Experiment Two
We performed the same regressions as for experiment one to predict infected, uninfected, and total snail biomass in experiment two using a categorical random term for pesticide, nested within class, and compared it to a null (intercept) model using likelihood ratio tests. To identify which herbicides have strong effects in the absence of predation, we used the fixed categorical predictor for pesticide identity to separately predict natural-log transformed infected, uninfected, and total B. glabrata snail biomass, in tanks without crayfish predators, using a Gaussian error distribution in the glmmTMBpackage (Brooks et al., 2017) in R v4.0 (RCoreTeam, 2013). Total biomass included living and dead snails to examine whether herbicides caused increases in snails early in the experiment despite those snails perishing before the end of the experiment.

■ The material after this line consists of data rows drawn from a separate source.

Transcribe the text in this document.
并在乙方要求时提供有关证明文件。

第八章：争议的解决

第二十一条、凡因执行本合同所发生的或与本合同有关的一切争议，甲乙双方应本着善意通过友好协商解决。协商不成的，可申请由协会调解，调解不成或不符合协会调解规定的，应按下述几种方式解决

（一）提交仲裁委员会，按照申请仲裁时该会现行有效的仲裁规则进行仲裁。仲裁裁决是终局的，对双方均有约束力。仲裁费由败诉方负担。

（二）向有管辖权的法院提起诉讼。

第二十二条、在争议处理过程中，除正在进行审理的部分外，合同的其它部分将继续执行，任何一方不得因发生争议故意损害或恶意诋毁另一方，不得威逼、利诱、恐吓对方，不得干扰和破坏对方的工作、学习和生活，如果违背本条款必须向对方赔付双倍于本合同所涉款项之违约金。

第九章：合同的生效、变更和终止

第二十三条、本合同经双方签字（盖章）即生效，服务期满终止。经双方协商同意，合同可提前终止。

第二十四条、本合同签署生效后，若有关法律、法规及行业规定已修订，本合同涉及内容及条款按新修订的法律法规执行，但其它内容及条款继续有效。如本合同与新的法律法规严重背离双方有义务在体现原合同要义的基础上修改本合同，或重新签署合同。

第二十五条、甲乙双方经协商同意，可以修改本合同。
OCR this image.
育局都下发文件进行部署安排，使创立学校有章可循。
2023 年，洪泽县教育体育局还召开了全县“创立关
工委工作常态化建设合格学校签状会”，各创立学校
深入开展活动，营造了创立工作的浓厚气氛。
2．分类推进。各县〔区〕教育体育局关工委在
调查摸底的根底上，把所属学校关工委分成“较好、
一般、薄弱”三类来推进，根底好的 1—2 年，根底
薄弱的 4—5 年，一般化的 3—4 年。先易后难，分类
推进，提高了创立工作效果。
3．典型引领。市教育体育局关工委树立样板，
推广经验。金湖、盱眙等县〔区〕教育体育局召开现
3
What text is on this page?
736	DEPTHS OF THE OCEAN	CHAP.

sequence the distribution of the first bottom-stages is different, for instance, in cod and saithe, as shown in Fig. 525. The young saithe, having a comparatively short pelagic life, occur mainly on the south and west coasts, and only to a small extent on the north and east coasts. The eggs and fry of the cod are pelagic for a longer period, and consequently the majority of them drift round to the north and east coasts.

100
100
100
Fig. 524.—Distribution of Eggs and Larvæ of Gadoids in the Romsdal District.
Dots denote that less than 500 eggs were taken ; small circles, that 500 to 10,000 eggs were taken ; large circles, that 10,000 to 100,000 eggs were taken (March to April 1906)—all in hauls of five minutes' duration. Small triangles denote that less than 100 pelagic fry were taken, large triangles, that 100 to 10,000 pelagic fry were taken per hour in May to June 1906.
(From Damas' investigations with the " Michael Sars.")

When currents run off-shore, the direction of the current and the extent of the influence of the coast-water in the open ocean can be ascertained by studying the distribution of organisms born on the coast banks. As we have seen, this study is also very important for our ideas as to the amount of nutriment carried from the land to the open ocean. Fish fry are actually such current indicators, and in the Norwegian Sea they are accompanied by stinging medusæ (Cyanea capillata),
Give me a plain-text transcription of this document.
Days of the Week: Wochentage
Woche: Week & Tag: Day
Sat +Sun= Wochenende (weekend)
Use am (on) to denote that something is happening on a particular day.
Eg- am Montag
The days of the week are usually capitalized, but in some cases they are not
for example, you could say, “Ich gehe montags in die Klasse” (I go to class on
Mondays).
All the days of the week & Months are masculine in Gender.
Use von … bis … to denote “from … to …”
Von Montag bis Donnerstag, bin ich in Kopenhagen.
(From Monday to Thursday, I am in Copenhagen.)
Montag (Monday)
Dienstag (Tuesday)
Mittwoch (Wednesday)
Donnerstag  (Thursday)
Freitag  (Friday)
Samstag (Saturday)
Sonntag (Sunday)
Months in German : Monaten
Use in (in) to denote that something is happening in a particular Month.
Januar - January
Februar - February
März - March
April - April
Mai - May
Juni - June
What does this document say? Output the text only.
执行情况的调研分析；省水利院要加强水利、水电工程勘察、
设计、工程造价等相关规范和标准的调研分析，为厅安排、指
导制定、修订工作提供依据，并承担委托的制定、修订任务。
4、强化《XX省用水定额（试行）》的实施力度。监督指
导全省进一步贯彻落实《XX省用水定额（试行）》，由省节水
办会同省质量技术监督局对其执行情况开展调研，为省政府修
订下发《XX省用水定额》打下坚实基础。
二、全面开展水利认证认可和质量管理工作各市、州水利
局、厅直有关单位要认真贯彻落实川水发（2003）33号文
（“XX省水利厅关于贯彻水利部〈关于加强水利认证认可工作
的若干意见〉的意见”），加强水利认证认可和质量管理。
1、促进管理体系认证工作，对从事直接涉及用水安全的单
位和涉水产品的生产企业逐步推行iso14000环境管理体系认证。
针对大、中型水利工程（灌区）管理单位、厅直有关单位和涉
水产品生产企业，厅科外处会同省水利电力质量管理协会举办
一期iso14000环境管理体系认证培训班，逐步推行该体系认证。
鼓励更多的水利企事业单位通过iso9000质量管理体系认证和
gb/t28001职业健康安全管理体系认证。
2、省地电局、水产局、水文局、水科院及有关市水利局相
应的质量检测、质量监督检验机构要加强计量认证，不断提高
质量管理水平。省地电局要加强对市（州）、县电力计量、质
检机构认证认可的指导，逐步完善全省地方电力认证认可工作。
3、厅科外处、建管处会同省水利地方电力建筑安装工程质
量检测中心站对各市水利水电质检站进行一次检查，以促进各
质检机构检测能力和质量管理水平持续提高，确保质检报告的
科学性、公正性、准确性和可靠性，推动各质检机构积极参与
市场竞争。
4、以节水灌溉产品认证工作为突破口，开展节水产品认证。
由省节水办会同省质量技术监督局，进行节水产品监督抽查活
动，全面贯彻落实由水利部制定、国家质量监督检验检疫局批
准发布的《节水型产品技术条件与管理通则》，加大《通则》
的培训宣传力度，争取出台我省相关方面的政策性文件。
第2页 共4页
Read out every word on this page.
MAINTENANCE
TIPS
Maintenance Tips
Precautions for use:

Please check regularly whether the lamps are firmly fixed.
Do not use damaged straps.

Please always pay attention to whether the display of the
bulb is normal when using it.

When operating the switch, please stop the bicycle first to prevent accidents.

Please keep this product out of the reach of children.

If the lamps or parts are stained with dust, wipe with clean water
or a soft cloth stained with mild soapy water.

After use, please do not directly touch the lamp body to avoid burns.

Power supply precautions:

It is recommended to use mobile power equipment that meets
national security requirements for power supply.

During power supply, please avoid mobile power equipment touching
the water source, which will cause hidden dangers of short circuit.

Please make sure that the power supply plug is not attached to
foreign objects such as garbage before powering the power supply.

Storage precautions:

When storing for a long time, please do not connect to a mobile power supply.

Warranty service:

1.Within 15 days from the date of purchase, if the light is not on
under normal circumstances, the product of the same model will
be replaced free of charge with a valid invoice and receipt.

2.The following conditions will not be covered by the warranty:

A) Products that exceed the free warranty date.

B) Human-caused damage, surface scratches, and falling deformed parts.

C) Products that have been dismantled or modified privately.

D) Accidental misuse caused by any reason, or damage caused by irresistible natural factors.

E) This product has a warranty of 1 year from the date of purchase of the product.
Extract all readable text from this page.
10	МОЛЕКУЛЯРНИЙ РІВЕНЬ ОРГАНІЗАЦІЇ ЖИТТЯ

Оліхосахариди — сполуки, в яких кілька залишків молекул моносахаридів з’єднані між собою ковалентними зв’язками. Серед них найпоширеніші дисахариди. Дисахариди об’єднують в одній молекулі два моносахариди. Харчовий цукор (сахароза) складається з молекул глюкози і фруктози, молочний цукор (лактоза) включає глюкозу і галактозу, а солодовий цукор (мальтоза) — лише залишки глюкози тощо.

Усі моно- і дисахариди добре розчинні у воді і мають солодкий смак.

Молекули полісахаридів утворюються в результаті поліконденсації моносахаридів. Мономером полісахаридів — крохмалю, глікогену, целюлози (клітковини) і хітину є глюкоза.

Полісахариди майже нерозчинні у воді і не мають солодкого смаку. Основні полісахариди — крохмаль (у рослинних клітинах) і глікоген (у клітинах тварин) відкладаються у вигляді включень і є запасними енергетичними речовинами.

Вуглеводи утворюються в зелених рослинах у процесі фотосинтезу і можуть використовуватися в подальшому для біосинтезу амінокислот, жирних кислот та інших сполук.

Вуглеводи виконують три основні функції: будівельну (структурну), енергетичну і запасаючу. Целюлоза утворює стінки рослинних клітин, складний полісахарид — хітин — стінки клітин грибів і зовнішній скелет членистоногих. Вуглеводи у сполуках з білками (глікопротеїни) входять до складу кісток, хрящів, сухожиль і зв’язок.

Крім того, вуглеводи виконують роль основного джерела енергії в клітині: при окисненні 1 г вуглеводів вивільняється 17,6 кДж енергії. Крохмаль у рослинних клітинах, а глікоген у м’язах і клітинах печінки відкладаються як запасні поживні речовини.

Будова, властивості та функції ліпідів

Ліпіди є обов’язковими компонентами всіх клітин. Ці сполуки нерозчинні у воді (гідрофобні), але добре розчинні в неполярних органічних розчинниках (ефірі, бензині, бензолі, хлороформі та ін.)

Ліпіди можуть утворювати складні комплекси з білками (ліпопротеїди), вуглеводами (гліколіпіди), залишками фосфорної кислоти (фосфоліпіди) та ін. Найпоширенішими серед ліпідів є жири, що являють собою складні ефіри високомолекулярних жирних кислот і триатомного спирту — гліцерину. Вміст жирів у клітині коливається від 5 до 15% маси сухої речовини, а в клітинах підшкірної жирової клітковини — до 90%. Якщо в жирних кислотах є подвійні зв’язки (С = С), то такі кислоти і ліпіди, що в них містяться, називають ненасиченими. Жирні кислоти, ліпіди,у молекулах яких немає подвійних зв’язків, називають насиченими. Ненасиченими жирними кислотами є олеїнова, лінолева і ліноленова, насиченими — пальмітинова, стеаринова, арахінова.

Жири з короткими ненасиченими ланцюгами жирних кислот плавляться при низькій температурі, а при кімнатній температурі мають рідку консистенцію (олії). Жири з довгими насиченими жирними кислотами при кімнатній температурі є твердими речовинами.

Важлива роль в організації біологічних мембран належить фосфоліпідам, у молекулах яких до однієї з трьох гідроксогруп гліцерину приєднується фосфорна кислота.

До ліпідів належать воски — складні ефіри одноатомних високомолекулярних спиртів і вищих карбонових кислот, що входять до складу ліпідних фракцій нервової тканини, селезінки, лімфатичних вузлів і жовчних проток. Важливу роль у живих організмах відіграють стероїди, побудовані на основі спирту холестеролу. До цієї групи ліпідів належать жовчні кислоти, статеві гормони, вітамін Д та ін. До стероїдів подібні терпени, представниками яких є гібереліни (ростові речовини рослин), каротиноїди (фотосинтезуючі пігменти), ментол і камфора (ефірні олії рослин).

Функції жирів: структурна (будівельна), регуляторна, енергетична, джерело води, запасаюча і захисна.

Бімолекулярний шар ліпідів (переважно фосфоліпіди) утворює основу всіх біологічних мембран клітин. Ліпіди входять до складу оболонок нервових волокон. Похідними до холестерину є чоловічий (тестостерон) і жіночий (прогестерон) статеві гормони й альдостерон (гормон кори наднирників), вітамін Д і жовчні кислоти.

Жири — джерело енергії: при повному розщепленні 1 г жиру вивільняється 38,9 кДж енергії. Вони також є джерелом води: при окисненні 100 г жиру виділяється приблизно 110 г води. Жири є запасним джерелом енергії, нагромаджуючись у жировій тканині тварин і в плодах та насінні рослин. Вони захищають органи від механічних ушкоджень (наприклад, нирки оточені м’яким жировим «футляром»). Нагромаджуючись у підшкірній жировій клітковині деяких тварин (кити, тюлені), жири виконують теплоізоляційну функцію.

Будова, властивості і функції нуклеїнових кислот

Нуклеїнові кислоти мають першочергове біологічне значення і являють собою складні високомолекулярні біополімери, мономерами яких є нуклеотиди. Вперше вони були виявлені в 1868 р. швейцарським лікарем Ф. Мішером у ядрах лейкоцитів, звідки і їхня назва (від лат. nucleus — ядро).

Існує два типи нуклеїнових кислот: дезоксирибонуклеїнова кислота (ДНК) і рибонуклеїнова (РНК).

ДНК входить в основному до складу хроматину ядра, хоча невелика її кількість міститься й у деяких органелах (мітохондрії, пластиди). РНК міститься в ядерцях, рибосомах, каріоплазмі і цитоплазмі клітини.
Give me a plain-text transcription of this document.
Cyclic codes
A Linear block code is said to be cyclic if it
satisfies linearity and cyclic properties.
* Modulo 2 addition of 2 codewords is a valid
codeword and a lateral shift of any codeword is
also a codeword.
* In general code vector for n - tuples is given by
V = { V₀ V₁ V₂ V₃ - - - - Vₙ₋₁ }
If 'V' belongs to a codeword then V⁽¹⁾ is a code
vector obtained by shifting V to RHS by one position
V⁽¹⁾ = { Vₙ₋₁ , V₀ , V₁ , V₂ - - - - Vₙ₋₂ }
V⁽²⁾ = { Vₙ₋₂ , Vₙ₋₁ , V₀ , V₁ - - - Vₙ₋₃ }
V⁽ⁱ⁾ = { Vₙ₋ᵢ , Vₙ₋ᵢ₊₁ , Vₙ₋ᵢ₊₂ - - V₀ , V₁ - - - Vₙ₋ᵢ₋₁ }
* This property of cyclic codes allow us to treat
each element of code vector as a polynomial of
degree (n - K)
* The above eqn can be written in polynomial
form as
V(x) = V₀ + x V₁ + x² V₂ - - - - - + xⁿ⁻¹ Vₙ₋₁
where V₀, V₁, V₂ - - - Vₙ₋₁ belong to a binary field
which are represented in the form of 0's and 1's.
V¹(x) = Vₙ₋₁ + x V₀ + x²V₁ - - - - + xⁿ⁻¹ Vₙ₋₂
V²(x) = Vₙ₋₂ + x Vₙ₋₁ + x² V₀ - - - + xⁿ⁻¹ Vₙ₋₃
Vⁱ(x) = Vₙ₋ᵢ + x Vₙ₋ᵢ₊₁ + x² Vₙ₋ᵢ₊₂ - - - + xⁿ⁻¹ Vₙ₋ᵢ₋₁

To test for an interaction between crayfish predators and herbicides in experiment two, we separately predicted log-transformed uninfected, infected, and total Bi. glabrata snail biomass, using Gaussian error distributions that considered all possible interactions between a fixed categorical term for crayfish presence and fixed categorical terms for pesticide, class, or type. We also considered a random term for block, a term for zero-inflation, and whether water and solvent tanks should be treated separately or as a single control group, resulting in 20 possible crayfish interaction models. We compared all interaction models to one another, a model using only crayfish presence and a null (intercept only) model using AICc. We also used a Pearsons’ correlation coefficient to assess the relationship between infected and total snail biomass, and performed a negative binomial regression to predict total cercariae counts in tanks using shedding snail biomass.